If $all_flag is specified and has the value, "all", then this returns an array of values for all the attempted FDR cutoffs, except for the c<FDR> cutoff.

pathway_desc($pathway)

Returns the description field of the specified pathway.

pathway_genes($pathway)

Returns an array containing the genes of the specified pathway.

fdr_position($fdr)

Returns the position in the gene list for a specific FDR value. The $fdr variable must be an integer between 1 and the FDR cutoff.

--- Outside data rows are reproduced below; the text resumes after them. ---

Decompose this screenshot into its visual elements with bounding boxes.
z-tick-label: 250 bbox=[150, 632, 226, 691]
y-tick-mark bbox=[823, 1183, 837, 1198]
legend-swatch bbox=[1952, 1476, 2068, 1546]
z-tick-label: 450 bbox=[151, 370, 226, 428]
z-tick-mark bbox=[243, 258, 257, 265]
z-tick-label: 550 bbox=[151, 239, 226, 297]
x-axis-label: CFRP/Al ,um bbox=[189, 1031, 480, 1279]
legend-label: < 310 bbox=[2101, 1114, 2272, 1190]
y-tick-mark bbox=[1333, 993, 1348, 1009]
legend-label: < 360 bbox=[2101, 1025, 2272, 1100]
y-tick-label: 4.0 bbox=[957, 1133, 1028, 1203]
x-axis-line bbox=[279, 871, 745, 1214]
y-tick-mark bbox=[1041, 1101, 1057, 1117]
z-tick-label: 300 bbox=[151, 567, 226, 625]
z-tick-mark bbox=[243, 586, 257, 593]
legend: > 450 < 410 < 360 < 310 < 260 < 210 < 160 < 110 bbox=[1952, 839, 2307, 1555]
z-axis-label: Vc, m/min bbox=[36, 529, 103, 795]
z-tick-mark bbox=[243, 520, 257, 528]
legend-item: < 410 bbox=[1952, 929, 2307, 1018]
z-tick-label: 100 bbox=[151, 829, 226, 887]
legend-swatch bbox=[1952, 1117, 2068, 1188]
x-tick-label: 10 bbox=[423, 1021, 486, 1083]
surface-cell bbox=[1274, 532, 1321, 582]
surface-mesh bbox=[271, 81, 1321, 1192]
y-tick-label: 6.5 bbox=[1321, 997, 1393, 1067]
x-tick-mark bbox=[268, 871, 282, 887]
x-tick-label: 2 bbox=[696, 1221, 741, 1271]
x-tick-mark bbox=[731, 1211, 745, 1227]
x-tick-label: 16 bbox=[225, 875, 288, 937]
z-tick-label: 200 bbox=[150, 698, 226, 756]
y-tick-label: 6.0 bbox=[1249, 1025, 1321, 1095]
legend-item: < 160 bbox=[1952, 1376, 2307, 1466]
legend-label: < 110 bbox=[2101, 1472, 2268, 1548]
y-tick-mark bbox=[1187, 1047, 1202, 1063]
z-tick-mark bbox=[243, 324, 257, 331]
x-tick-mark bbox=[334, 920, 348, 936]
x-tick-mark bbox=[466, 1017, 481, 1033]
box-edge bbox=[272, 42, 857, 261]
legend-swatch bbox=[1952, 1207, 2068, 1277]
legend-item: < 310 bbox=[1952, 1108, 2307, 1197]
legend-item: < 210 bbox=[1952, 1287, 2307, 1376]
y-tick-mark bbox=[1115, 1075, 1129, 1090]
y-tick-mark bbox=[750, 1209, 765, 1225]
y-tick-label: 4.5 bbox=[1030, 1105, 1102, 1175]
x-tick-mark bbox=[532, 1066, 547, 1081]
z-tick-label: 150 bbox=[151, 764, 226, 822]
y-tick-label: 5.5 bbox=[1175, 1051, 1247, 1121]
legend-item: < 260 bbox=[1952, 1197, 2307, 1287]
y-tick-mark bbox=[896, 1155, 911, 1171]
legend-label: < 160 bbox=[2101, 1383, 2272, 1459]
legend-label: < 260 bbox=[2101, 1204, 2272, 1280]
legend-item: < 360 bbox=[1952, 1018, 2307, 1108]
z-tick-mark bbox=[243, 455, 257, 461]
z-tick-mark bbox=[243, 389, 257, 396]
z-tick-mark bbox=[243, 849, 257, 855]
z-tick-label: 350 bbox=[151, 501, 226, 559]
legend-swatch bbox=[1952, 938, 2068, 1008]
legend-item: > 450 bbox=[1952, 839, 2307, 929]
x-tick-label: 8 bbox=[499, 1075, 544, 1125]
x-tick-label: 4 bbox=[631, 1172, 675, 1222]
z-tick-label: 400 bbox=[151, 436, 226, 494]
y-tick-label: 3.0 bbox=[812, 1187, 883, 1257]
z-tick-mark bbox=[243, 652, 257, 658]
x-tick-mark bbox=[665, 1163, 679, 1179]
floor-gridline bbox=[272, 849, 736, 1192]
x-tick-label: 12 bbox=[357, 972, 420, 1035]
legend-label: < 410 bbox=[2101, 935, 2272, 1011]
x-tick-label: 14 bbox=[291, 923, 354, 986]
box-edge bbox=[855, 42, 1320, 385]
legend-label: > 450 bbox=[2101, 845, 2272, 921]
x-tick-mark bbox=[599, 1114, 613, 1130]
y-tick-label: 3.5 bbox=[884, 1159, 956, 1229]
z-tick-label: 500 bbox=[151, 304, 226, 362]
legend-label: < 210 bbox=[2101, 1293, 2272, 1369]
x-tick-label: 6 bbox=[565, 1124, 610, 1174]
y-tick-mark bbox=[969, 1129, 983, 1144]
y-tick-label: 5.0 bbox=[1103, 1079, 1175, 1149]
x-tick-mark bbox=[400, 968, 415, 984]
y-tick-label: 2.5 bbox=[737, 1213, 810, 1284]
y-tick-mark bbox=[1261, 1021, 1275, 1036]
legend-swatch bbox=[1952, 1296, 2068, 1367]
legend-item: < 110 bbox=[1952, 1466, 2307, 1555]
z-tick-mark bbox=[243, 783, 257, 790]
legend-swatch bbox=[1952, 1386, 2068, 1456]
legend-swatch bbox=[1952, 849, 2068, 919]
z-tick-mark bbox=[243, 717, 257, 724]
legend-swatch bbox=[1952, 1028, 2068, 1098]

gene_count([$fet_gene_count])

Returns the count of genes in the system which the size of the union of the gene names seen from both the add_to_genes and add_to_pathway methods. This value is used in the Fisher Exact Test calculation. You can change the total gene count value used in the calculation by specifying a parameter to this method.

calculate()

Run the FDR FET calculation.

EXPORT

None by default.

SEE ALSO

The FDR FET paper included with the source code.

AUTHORS

Robert Bruccoleri <bruc@acm.org>
Ruiru Ji <ruiru.ji@bms.com>
Karl-Heinz Ott <karl-heinz.ott@bms.com>
Roumyana Yordanova <roumyana.yordanova@bms.com>

ACKNOWLEDGEMENT

We thank Douglas B. Craig, Division of Clinical Pharmacology and Toxicology, Children's Hospital of Michigan, Detroit, MI for finding a correcting a bug in the FDR implementation.

COPYRIGHT AND LICENSE

Copyright (C) 2009 by Bristol-Myers Squibb Company and Congenomics LLC.

This library is free software; you can redistribute it and/or modify it under the same terms as Perl itself, either Perl version 5.8.8 or, at your option, any later version of Perl 5 you may have available.